Power Women | Mana Wāhine event: Creating an inclusive energy future

Industry Perspectives

Last Wednesday night Vector hosted Auckland’s first Power Women | Mana Wāhine event on how to create an inclusive energy future. Power Women | Mana Wāhine is a collective of women from across industry and Government in New Zealand’s energy sector to strengthen the voice of women working in the New Zealand energy sector.

Whilst the Panel raised a range of perspectives and considerations there was consensus across the board that significant change is required to ensure that our future energy systems deliver the best outcomes for all customers and communities in the context of climate change. The importance of elevating diverse voices in decision making processes – including of women, Māori and Pacific communities, and of customers (particularly those experiencing energy hardship) – also emerged as a key theme across the Panel.




Former Chair of the Electricity Price Review (EPR), Miriam Dean QC emphasised the need for greater collaboration and coordination across the industry, highlighting the need for more women in senior leadership roles.  Miriam also emphasised the need for proactive steps to address energy hardship and to ensure that customers experiencing energy hardship are at the forefront of industry.

Dr Julie MacArthur, Senior Lecturer in environmental politics at the University of Auckland (UoA), and author of Empowering Electricity: Cooperatives, Sustainability and Power Sector Reform in Canada, spoke about the importance of enabling infrastructure to empower communities to participate in their energy systems. Infrastructure needs to be designed around the real needs of customers and communities to encourage diverse community participation in renewable energy. Community participation in renewable energy and energy efficiency was also a focus of the Ministry of Business Innovation and Employments’ discussion document Accelerated Renewables and Energy Efficiency. Dr MacArthur also emphasised the need for a truly democratised approach to our energy systems to support community renewable energy – which understands customers as citizens and as participants in their energy systems – not just passive consumers. All citizens have rights, whereas customers have varying degrees of purchasing power and influence, said Dr MacArthur.

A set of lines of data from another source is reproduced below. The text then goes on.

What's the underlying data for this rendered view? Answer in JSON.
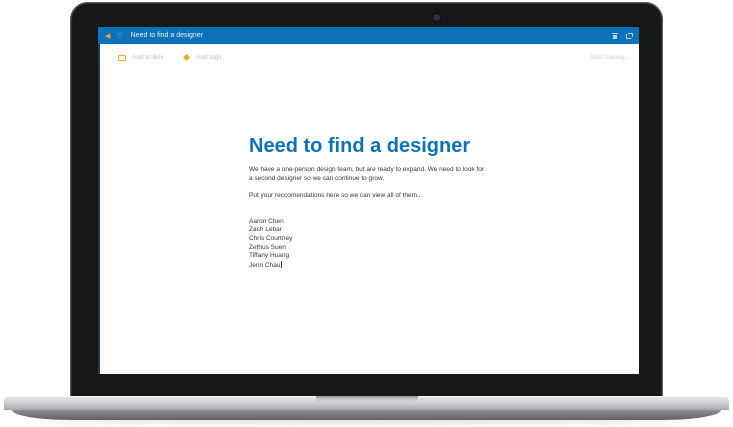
{
  "window": {
    "title": "Need to find a designer",
    "icons": [
      "back-arrow-icon",
      "heart-icon",
      "trash-icon",
      "share-icon"
    ]
  },
  "toolbar": {
    "add_to_box": "Add to Box",
    "add_tags": "Add tags",
    "autosave": "Auto Saving..."
  },
  "document": {
    "title": "Need to find a designer",
    "paragraph1": "We have a one-person design team, but are ready to expand. We need to look for a second designer so we can continue to grow.",
    "paragraph2": "Put your reccomendations here so we can view all of them...",
    "names": [
      "Aaron Chen",
      "Zach Lebar",
      "Chris Courtney",
      "Zethus Suen",
      "Tiffany Huang",
      "Jenn Chau"
    ]
  },
  "colors": {
    "accent": "#0c72b9",
    "icon_orange": "#f5a623",
    "body_text": "#2d3a46"
  }
}
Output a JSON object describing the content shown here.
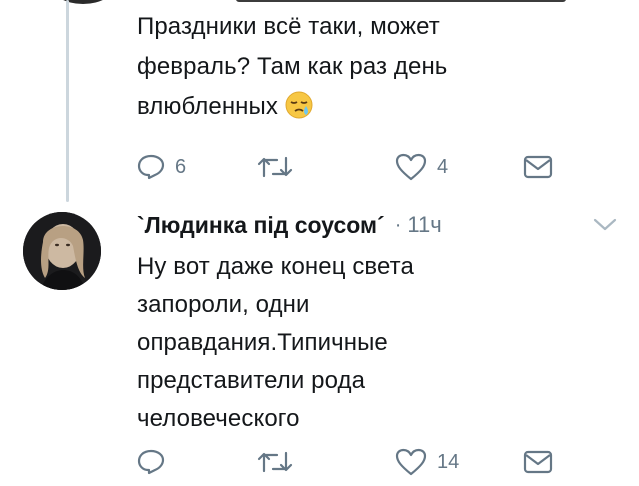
{
  "tweet1": {
    "text_line1": "Праздники всё таки, может",
    "text_line2": "февраль?  Там как раз день",
    "text_line3": "влюбленных",
    "emoji": "sleepy-face-icon",
    "actions": {
      "reply_count": "6",
      "retweet_count": "",
      "like_count": "4"
    }
  },
  "tweet2": {
    "author_name": "`Людинка під соусом´",
    "separator": "·",
    "time": "11ч",
    "text_lines": [
      "Ну вот даже конец света",
      "запороли, одни",
      "оправдания.Типичные",
      "представители рода",
      "человеческого"
    ],
    "actions": {
      "reply_count": "",
      "retweet_count": "",
      "like_count": "14"
    }
  },
  "icons": [
    "reply-icon",
    "retweet-icon",
    "like-icon",
    "message-icon",
    "chevron-down-icon"
  ],
  "colors": {
    "action_gray": "#657786",
    "text": "#14171a",
    "thread_line": "#ccd6dd"
  }
}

Nakia Randle (Ngāti Kahu) represented Te Ara Whatu – a group of Māori and Pacific youth for climate justice. Nakia emphasised the need to allow indigenous leadership to shape our future energy systems in the context of climate change. Te Tiriti o Waitangi is the foundational document of New Zealand’s constitution –  and she said that for a just transition to truly be just Te Tiriti needs to be honoured in how decisions which shape New Zealand’s future energy systems are made. Nakia also emphasised the need for an intersectional perspective in how we consider diversity. For example, a typical experience for many audience members may have been being the only woman in the room – however, Nakia raised that it goes beyond just this dynamic, highlighting that there are also experiences of being the only Māori person, only person of colour and only person with disabilities in the room, and many more too. She also described the experience of carrying ‘layers of obligation’.

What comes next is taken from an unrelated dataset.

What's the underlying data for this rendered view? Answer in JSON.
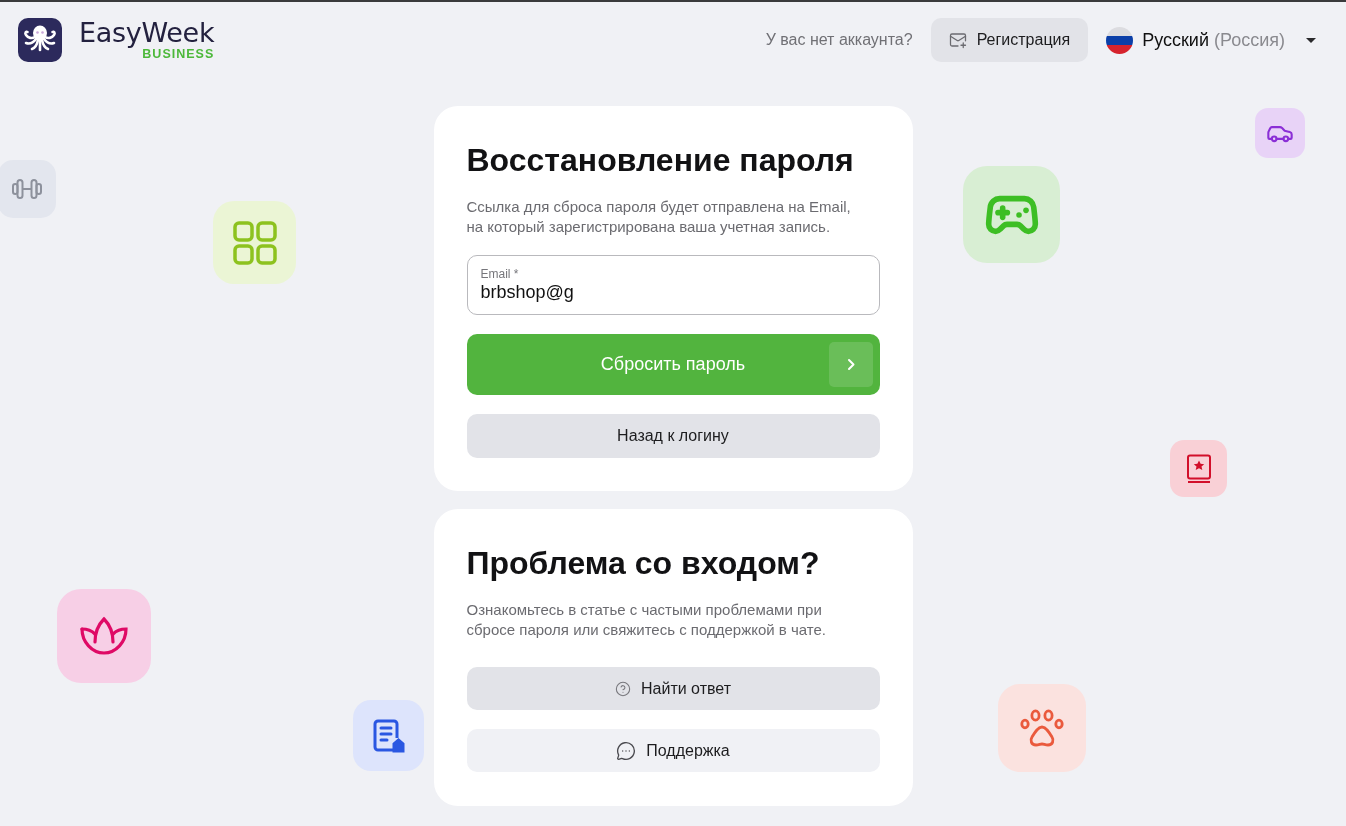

Vector’s General Manager of Strategic Marketing and Business Development, Marie Eve Bacon, drew on her experience of helping businessses to meet their energy needs and to achieve their sustainability goals through the uptake of new clean energy solutions. Marie Eve emphasised the need to transform whole energy systems, rather than understanding energy supply chains in terms of market or regulatory silos. In response to questions from the floor, Marie Eve emphasised the need for investment and clear and coordinated policy leadership to enable industry to transition to low emissions energy systems. Diverse representation and diversity of thought is a critical element of innovation, said Marie Eve, and, this will be key to transforming our energy system.


The session left a lot to think about and raised many questions – audience members were asked to consider their own privilege in the room and how socioeconomic privilege cuts across gender and other lived experiences; what it takes to catalyse greater industry investment in clean energy solutions; how to balance the need for Government funding and leadership with the potential risk of tech lock-in; as well as the challenge of ensuring customer voices are empowered in the current electricity market. However, some key themes emerged - the need for more collaboration and coordination across the industry to achieve successful change; the requirement for greater customer and community focus – including a greater commitment to address energy hardship; and the importance of achieving true diversity in the sector, from seeing more women at a senior level, as well as strengthening the voice of minority communities.